O assunto já virou tese de doutorado, novela e, agora, está chegando à telona em dois filmes. Hoje, está estreiando no Brasil Mens@gem para Você, com Tom Hanks e Meg Ryan. O filme resgata a velha fórmula do romance água-com-açúcar, mas acrescenta um ingrediente novo e poderoso: o amor virtual. O tema também está presente em Bossa Nova, novo filme de Bruno Barreto, no qual a personagem de Fernanda Torres apaixona-se, via e-mail, por um engenheiro americano.
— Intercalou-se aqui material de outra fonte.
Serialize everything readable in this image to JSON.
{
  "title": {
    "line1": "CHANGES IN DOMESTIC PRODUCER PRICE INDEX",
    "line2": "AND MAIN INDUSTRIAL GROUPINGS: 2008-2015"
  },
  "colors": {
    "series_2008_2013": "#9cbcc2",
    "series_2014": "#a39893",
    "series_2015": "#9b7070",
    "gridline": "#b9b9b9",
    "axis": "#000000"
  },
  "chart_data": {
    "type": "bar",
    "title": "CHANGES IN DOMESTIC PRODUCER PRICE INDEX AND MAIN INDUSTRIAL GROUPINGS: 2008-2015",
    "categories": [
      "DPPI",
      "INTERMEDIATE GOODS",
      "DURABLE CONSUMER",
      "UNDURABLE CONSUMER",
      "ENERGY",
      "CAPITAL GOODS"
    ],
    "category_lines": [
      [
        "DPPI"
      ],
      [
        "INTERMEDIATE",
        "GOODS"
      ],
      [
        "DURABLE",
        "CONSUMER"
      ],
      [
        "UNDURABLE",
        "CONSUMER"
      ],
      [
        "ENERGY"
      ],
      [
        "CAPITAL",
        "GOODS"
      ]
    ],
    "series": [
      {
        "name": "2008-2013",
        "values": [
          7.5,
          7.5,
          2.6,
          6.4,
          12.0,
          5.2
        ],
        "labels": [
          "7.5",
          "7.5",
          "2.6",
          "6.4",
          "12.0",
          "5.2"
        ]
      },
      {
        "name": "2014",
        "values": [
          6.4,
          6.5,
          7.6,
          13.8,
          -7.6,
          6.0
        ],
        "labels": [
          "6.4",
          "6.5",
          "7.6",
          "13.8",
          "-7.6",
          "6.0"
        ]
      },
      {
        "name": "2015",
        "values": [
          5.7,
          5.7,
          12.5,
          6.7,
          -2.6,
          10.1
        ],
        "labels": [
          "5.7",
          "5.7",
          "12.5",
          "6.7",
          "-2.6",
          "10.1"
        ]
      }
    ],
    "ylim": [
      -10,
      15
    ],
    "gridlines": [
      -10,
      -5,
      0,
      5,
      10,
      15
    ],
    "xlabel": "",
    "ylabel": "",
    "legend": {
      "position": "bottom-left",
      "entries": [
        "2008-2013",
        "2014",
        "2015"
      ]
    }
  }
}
Da ficção para a realidade, as coisas não mudam muito. A secretária executiva Márcia Bastos de Almeida, 41 anos e o programador Wilmer Wallace Muller, 37 anos, ficaram noivos depois de se conhecerem via Internet. Nós nos correspondemos através de e-mail por dois meses. Aí, eu a convidei para ir ao cinema. Primeiro, ficamos amigos e depois namorados, conta Wilmer Wallace. Estamos pretendendo nos casar até o final deste ano, acrescenta Márcia Bastos. Ela revela que colocou seu perfil no uol e no zaz, destacando que estava à procura de alguém alegre e de bem com a vida. E, o Wilmer é justamente o homem que eu estava procurando, afirma.
Ela confessa que colocou seu perfil na Rede porque estava carente. É uma forma de você procurar alguém sem se expor muito. Várias pessoas leram meu perfil e entraram em contato comigo, mas foram os e-mails divertidos do Wilmer que me conquistou, garante Márcia Bastos. Para Wilmer Wallace, a Internet é uma ótima forma para conhecer novas pessoas, mas precisa ser bem utilizada. O problema é que devido ao anonimato, muita gente faz da Rede um mecanismo de realizações de fantasias. Por isso, existem muitos casos em que as pessoas entram numa fria e acabam vivendo uma grande decepção, observa Wilmer.